In college, I was forced to sit silently for at least 30 minutes in a fiction-writing course as class members discussed, criticized and questioned something I’d written. This was an admittedly painful learning strategy on the professor’s part, an exercise in resisting one’s immediate urge to self defend. After that amount of time, you begin, hopefully, to listen.

Karen Morris’ Poetry First Sundays, monthly workshops that take place at Forage Art Space and Gallery once a month, are of the other variety. No criticism or picking apart, just a group of people hearing written works contextualized for today’s reality. Other workshops have centered on topics such as healthcare. At one reading, everyone voiced a different section of Walt Whitman’s “Song of Myself.”

 Morris, a local poet and psychoanalyst, said she got the idea for the events when she realized that there was a need for connection among people who were serious about discussing writing and the world. Typical open mics tend to be self interested, she said. “I noticed that people want to hear their own poem, and then kind of, be gone.”

At the December workshop, about 15 people came to the art space at the end of Narrowsburg’s Main Street to talk about the #MeToo movement and the Senate judiciary hearings on Brett Kavanaugh. The workshop, called “Finding the poetic movement in these challenging times” opened with Matt Carpenter, of the Delaware Valley Arts Alliance, reading a particularly uncomfortable short story called “The Catch,” by Sarah Yuster.

Other writers read poems and works of prose on political issues and the effects of military sexual trauma. After everyone had read, attendees discussed the writing and shared a general unease and sense of fear about the state of the world. It’s a place where people feel safe, Morris said, and often “chew on difficult things.”

“Whenever I speak, or another gender speaks… we understand what words are, but we don’t understand what one another’s experiences are, and that’s what makes us so mad and crazy,” Morris said. At the workshop that Sunday, men read sensitive pieces written by women, allowing them to embody their experiences. “I planned for that,” Morris said, adding that everyone can understand the feeling of being victimized, but rarely acknowledge when we’ve been the perpetrator of hurt. “I thought it was really important—one way of getting underneath this power differential.”

When writers meet, for Yarnslingers or writing groups at the Ethel B. Crawford Library, for instance, we are forced to listen to one another—to self-reflect and critique, not just our work, but also ourselves.

After WJFF aired Carpenter’s reading, Yuster wrote to Morris. “Karen, I’m shaky from having just listened to Matt’s reading of ‘The Catch.’ He created a magnificent, nuanced narration, I’d never have been able to procure.”

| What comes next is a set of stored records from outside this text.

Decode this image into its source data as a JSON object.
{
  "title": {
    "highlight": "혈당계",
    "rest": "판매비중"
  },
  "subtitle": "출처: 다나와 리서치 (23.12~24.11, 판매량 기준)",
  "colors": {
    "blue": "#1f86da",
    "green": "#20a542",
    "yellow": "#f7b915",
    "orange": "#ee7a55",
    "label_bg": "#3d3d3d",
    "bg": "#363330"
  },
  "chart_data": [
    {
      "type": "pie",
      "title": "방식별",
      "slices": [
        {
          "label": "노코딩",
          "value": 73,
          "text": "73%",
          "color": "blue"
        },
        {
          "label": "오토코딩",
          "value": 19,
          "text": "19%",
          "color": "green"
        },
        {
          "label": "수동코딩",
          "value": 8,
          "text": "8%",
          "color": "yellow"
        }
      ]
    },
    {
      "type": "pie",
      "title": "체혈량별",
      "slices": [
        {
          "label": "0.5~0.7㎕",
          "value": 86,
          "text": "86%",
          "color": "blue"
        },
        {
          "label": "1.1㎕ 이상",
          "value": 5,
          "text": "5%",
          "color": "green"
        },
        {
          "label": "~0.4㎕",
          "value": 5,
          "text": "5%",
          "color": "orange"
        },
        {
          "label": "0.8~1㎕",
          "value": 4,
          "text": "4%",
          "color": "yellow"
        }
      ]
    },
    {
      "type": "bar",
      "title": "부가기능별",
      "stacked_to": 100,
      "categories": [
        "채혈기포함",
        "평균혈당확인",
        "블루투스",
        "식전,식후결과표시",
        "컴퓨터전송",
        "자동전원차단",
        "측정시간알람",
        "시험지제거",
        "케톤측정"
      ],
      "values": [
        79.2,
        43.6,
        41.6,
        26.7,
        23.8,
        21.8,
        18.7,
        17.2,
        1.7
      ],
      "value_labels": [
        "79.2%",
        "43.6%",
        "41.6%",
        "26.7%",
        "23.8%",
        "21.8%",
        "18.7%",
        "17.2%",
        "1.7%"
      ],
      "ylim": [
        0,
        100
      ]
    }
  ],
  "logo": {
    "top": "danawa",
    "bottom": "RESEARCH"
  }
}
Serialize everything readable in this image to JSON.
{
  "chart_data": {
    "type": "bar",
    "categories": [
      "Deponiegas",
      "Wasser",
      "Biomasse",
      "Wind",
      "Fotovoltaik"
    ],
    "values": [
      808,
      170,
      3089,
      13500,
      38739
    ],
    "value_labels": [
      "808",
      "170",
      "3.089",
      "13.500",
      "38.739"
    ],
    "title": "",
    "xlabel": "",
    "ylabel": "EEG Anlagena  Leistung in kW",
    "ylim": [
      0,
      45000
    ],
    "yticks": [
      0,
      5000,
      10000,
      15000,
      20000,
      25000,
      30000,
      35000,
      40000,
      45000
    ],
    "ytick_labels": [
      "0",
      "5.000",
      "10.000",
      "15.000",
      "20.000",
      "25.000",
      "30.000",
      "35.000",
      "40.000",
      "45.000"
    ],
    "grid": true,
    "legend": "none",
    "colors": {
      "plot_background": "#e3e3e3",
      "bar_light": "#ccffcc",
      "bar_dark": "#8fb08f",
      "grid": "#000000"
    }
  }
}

Critique, for a writer, is inevitable. And necessary—see my admission to a recent blunder on page two of today’s paper—but can also come in the form of learning to better understand each other, and to more responsibly engage with the world we all live in. As Maria Popova writes in an essay on the website BrainPickings, “Every successful act of engaging with the world guarantees that the world will engage back.”